The Afghan version of "American Idol" show sparked a new round of controversy in Afghanistan, as thousands people participated in voting and millions of viewers watched it on TV, while conservative clerics condemned it as "un-Islamic."
Around 300,000 people voted by text message for the two male finalists, while more than 10 million people watched the third season of "Afghan Star" show on Friday night on Tolo, the country's most popular TV channel.
Nineteen-year-old Rafi Nabzada, a Tajik from the northern province of Balkh, was declared the hottest new pop singer on Friday after the six-month show, a national contest held among some 2,000 contenders. "Today I am very proud because I got this position by the votes of my beloved countrymen," said the boyish favourite Nabzada after being declared the winner.
Hamid Sakhizada, a 21-year-old from the Hazara ethnic minority, who trilled to Afghan traditional rhythms amid cheers and catcalls of music fans during the last competition, was gracious in defeat.
"Whether are from Bamyan or Kandahar, we are brothers," he said. Both finalists received 8,000 dollars cash plus return-air-tickets to Dubai and India and contracts for recording deals. Third place went to Pashtun contestant, Lema Sahar, a 20-year-old girl and the first female contender to finish third since the show was launched in 2005.
Sahar is from southern Kandahar province, the most conservative region in the country and the birthplace of Taliban militants, whose government was toppled in a US-led military invasion in late 2001. During the six-year reign of the ultra-Islamic regime, women were forced to wear a head-to-toe veil and were not allowed to appear in public without male members of their families accompanying them.
The regime that claimed to have applied the "pure Islamic rules" also banned any type of visual broadcastings and music, the offenders of which were subjected to punishment that included whipping and imprisonment. "I am proud to have reached to this position," Sahar told a press conference a day before the final show. "I have been threatened, including several phone calls during the night," the shy-looking Sahar said. "But I don't lose my confidence, because I reached to the third position by the votes of my people and I know I will succeed in my decision."

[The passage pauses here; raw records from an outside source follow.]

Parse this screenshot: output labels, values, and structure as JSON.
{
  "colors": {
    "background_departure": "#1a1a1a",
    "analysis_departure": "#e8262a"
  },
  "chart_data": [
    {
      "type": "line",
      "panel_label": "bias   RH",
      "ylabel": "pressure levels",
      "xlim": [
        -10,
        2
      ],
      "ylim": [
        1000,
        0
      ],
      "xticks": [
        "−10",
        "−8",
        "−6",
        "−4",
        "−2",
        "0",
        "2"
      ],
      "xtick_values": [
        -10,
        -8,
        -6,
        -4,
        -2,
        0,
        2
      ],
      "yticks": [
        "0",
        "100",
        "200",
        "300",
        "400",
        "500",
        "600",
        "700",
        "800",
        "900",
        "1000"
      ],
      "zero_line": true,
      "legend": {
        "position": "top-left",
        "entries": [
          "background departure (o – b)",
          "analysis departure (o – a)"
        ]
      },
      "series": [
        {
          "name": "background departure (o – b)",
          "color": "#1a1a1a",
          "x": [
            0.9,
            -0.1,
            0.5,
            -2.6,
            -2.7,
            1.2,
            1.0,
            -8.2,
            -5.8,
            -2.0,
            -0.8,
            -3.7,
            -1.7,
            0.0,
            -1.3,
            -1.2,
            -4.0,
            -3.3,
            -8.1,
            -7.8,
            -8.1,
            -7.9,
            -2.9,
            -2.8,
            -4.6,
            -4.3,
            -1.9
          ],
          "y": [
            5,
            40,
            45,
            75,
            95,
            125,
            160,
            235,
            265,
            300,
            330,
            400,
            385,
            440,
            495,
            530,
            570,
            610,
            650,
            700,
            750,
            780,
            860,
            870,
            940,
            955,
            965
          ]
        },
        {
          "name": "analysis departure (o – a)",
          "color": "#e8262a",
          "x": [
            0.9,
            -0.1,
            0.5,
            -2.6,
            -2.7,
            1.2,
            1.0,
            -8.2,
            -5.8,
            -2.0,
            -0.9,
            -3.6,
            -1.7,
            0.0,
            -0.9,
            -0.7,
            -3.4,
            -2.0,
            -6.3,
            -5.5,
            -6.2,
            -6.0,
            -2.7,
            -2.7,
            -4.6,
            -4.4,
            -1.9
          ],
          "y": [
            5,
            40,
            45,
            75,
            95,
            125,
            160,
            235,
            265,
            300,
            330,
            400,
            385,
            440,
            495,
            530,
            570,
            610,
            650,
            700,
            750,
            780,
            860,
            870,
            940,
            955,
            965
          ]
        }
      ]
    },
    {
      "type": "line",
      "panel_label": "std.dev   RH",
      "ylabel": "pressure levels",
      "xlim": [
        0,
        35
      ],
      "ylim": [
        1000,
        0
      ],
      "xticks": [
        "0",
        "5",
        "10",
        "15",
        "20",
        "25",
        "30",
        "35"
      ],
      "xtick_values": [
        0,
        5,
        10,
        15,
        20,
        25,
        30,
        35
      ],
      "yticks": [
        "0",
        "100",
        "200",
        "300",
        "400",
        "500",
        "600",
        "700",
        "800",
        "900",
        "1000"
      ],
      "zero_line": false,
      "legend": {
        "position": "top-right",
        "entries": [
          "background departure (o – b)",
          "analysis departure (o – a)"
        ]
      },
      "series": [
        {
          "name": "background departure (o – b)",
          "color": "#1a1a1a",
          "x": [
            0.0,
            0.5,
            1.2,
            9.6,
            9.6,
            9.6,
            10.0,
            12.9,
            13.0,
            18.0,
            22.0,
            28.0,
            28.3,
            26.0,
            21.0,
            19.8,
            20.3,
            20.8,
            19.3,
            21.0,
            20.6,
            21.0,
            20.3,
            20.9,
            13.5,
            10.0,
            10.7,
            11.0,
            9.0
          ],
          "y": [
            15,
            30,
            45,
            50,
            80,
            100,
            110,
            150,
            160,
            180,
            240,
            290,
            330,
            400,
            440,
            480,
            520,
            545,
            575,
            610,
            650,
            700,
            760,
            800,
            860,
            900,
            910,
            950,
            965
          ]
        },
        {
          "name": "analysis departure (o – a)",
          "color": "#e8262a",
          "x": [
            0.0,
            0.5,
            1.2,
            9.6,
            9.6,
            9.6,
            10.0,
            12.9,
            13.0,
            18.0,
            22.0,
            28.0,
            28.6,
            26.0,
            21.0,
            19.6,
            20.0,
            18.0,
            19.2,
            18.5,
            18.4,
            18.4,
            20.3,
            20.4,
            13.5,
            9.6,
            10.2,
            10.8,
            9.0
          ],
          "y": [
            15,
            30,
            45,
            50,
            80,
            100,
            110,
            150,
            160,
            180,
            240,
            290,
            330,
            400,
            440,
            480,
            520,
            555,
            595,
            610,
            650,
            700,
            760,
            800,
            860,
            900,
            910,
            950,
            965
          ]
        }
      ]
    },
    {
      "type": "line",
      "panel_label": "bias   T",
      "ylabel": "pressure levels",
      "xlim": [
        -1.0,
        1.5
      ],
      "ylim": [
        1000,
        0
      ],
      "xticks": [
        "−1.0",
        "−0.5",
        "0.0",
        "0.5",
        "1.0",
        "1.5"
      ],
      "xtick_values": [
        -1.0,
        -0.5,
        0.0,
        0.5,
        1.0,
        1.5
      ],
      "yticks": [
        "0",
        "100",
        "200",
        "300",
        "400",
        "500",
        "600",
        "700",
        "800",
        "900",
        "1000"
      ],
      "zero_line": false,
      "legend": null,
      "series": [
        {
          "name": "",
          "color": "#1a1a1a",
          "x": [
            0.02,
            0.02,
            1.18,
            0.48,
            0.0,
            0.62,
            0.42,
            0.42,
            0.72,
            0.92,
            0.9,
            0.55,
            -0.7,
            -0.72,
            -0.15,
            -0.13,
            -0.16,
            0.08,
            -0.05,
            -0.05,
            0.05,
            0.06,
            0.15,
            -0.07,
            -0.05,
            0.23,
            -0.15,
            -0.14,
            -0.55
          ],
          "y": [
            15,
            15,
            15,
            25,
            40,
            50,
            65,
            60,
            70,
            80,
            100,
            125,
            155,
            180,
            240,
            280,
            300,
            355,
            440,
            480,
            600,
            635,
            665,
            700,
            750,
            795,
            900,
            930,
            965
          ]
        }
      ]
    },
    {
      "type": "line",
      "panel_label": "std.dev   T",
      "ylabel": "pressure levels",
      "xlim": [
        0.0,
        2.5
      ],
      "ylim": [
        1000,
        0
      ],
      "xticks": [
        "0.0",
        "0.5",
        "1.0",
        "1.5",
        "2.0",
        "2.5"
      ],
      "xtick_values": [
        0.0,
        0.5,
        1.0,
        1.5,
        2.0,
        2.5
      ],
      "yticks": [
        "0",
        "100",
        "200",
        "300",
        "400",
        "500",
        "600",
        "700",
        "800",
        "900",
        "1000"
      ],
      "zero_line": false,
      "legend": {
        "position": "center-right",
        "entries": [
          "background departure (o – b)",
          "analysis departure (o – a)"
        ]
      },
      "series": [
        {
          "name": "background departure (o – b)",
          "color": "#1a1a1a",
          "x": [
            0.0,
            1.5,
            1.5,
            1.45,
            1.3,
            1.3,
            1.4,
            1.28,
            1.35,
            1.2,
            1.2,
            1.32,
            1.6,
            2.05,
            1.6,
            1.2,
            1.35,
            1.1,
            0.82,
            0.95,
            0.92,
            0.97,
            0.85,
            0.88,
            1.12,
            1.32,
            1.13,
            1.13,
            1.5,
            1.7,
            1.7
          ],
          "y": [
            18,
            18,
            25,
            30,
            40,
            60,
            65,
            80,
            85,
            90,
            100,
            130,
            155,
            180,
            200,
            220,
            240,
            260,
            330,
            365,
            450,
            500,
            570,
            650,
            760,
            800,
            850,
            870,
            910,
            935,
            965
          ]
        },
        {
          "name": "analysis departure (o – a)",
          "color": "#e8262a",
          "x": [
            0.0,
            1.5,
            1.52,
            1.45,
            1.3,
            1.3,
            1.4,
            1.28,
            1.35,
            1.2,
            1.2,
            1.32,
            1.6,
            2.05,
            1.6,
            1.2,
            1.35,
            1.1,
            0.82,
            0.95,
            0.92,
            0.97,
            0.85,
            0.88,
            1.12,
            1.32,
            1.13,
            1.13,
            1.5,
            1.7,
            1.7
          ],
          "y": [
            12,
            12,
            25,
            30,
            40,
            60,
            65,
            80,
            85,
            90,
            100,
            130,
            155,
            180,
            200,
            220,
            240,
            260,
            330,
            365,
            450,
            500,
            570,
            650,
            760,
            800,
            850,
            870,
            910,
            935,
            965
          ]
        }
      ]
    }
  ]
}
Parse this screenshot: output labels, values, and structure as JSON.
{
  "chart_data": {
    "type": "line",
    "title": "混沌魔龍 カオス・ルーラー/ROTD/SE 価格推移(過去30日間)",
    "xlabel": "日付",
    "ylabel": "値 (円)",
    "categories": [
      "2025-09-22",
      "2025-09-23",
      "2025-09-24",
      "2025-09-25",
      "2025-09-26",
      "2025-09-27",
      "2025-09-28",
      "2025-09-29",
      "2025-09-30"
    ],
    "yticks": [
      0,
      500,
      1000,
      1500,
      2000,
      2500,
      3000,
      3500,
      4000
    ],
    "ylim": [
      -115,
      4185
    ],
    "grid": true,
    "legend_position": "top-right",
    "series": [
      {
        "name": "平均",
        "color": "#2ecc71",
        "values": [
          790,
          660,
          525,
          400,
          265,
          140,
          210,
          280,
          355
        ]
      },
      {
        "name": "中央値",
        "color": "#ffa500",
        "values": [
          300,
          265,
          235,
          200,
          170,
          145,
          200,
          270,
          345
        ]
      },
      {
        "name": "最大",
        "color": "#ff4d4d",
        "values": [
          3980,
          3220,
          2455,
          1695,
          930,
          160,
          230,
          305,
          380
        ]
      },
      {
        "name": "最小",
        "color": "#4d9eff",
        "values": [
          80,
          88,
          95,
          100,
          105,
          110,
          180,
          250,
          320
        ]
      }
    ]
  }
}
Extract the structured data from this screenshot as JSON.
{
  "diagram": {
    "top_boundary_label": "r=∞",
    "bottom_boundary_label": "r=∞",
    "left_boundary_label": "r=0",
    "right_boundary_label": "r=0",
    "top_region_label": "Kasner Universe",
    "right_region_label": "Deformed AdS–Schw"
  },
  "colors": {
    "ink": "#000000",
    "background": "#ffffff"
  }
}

Sahar was not the only girl in the show. Setara Hussainzada, a Tajik female contestant from western Herat province, who came eighth, was forced to flee from her home due to death threats after she was seen on the stage dancing during her performance last month.
Afghanistan had numerous singers and musicians including women, who fled the country en masse after communist-backed government collapsed in 1992 and was succeeded by the Taliban regime which came to power after 10 years of struggle against Soviet troops.
Six years after the Taliban regime's ousting, and amid international efforts to introduce democracy, conservative clerics condemn the TV show as "immoral." Hard-liners have demanded that the show be banned, mainly objecting to the performances by women.
The national council of religious scholars sent a statement to President Hamid Karzai in early January demanding a ban of several "immoral and un-Islamic" TV programmes, singling out the Afghan Star. The clerics charged that the show was "designed to encourage immorality" and was against the Afghan "custom and tradition."
However, show host Daud Sideqi rejected the Islamic conservatives' claims. "Music has always been part of our culture. Those, who oppose the show, they only do it because they have their own political purposes behind their opposition.
"If we look to the nearest Islamic countries around us like Pakistan, Iran, and Tajikistan, they all have singers, including women singers," Sideqi said. "We know after many difficult years, these things take time until the people accept them as the realities of our society."
A senior Afghan government official, who requested anonymity, meanwhile said, "The government has no objection against programmes like Afghan Star show. "But we are worried that the extremist groups would use this as tool to show to the people in rural areas that we are encouraging these kinds of Westernised programmes, which they deem it as un- Islamic," he added.